Era novembro de 2014. Primeiro fim de semana. Plena campanha da Dilma. Fim de tarde na RPPN dele, a Linda Serra dos Topázios. Jaime e eu começamos a conversar sobre a falta que fazia termos acesso a um veículo independente e democrático de informação.

Resolvemos fundar o nosso. Um espaço não comercial, de resistência. Mais um trabalho de militância, voluntário, por suposto. Jaime propôs um jornal; eu, uma revista. O nome eu escolhi (ele queria Bacurau). Dividimos as tarefas. A capa ficou com ele, a linha editorial também.

Correr atrás da grana ficou por minha conta. A paleta de cores, depois de larga prosa, Jaime fechou questão – “nossas cores vão ser o vermelho e o amarelo, porque revista tem que ter cor de luta, cor vibrante” (eu queria verde-floresta). Na paz, acabei enfiando um branco.

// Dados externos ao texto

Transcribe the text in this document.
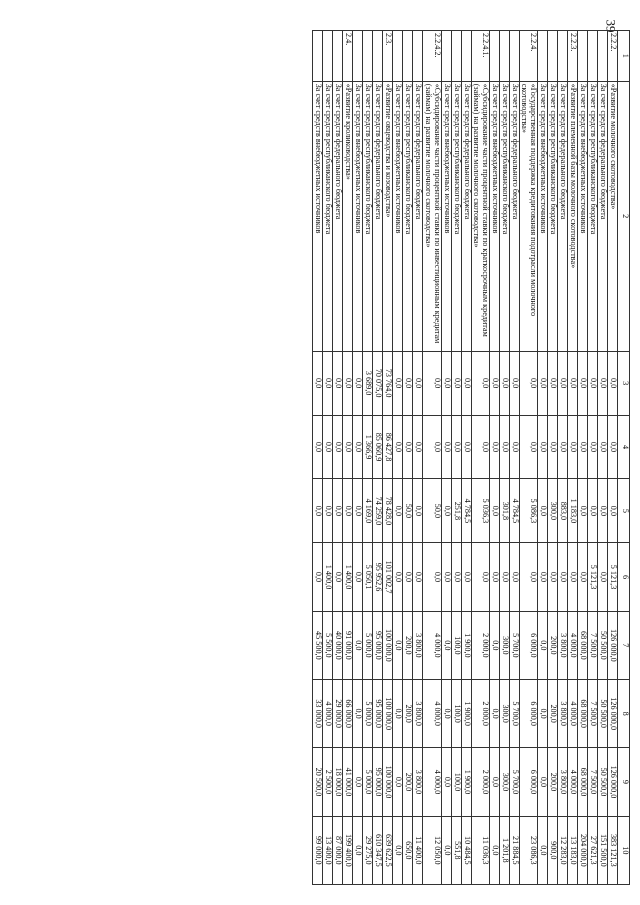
39
1	2	3	4	5	6	7	8	9	10
2.2.2.	«Развитие молочного скотоводства»	0,0	0,0	0,0	5 121,3	126 000,0	126 000,0	126 000,0	383 121,3
	За счет средств федерального бюджета	0,0	0,0	0,0	0,0	50 500,0	50 500,0	50 500,0	151 500,0
	За счет средств республиканского бюджета	0,0	0,0	0,0	5 121,3	7 500,0	7 500,0	7 500,0	27 621,3
	За счет средств внебюджетных источников	0,0	0,0	0,0	0,0	68 000,0	68 000,0	68 000,0	204 000,0
2.2.3.	«Развитие племенной базы молочного скотоводства»	0,0	0,0	1 183,0	0,0	4 000,0	4 000,0	4 000,0	13 183,0
	За счет средств федерального бюджета	0,0	0,0	883,0	0,0	3 800,0	3 800,0	3 800,0	12 283,0
	За счет средств республиканского бюджета	0,0	0,0	300,0	0,0	200,0	200,0	200,0	900,0
	За счет средств внебюджетных источников	0,0	0,0	0,0	0,0	0,0	0,0	0,0	0,0
2.2.4.	«Государственная поддержка кредитования подотрасли молочного скотоводства»	0,0	0,0	5 086,3	0,0	6 000,0	6 000,0	6 000,0	23 086,3
	За счет средств федерального бюджета	0,0	0,0	4 784,5	0,0	5 700,0	5 700,0	5 700,0	21 884,5
	За счет средств республиканского бюджета	0,0	0,0	301,8	0,0	300,0	300,0	300,0	1 201,8
	За счет средств внебюджетных источников	0,0	0,0	0,0	0,0	0,0	0,0	0,0	0,0
2.2.4.1.	«Субсидирование части процентной ставки по краткосрочным кредитам (займам) на развитие молочного скотоводства»	0,0	0,0	5 036,3	0,0	2 000,0	2 000,0	2 000,0	11 036,3
	За счет средств федерального бюджета	0,0	0,0	4 784,5	0,0	1 900,0	1 900,0	1 900,0	10 484,5
	За счет средств республиканского бюджета	0,0	0,0	251,8	0,0	100,0	100,0	100,0	551,8
	За счет средств внебюджетных источников	0,0	0,0	0,0	0,0	0,0	0,0	0,0	0,0
2.2.4.2.	«Субсидирование части процентной ставки по инвестиционным кредитам (займам) на развитие молочного скотоводства»	0,0	0,0	50,0	0,0	4 000,0	4 000,0	4 000,0	12 050,0
	За счет средств федерального бюджета	0,0	0,0	0,0	0,0	3 800,0	3 800,0	3 800,0	11 400,0
	За счет средств республиканского бюджета	0,0	0,0	50,0	0,0	200,0	200,0	200,0	650,0
	За счет средств внебюджетных источников	0,0	0,0	0,0	0,0	0,0	0,0	0,0	0,0
2.3.	«Развитие овцеводства и козоводства»	73 764,0	86 427,8	78 428,0	101 002,7	100 000,0	100 000,0	100 000,0	639 622,5
	За счет средств федерального бюджета	70 075,0	85 060,9	74 259,0	95 952,6	95 000,0	95 000,0	95 000,0	610 347,5
	За счет средств республиканского бюджета	3 689,0	1 366,9	4 169,0	5 050,1	5 000,0	5 000,0	5 000,0	29 275,0
	За счет средств внебюджетных источников	0,0	0,0	0,0	0,0	0,0	0,0	0,0	0,0
2.4.	«Развитие кролиководства»	0,0	0,0	0,0	1 400,0	91 000,0	66 000,0	41 000,0	199 400,0
	За счет средств федерального бюджета	0,0	0,0	0,0	0,0	40 000,0	29 000,0	18 000,0	87 000,0
	За счет средств республиканского бюджета	0,0	0,0	0,0	1 400,0	5 500,0	4 000,0	2 500,0	13 400,0
	За счет средств внебюджетных источников	0,0	0,0	0,0	0,0	45 500,0	33 000,0	20 500,0	99 000,0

Fizemos a primeira edição da Xapuri lá mesmo, na Reserva, em uma noite. Optamos por centrar na pauta socioambiental. Nossa primeira capa foi sobre os povos indígenas isolados do Acre: ‘Isolados, Bravos, Livres: Um Brasil Indígena por Conhecer”. Depois de tudo pronto, Jaime inventou de fazer uma outra boneca, “porque toda revista tem que ter número zero”.

Dessa vez finquei pé, ficamos com a capa indígena. Voltei pra Brasília com a boneca praticamente pronta e com a missão de dar um jeito de imprimir. Nos dias seguintes, o Jaime veio pra Formosa, pra convencer minha irmã Lúcia a revisar a revista, “de grátis”. Com a primeira revista impressa, a próxima tarefa foi montar o Conselho Editorial.

Jaime fez questão de visitar, explicar o projeto e convidar pessoalmente cada conselheiro e cada conselheira (até a doença agravar, nos seus últimos meses de vida, nunca abriu mão dessa tarefa). Daqui rumamos pra Goiânia, para convidar o arqueólogo Altair Sales Barbosa, nosso primeiro conselheiro. “O mais sabido de nóis,” segundo o Jaime.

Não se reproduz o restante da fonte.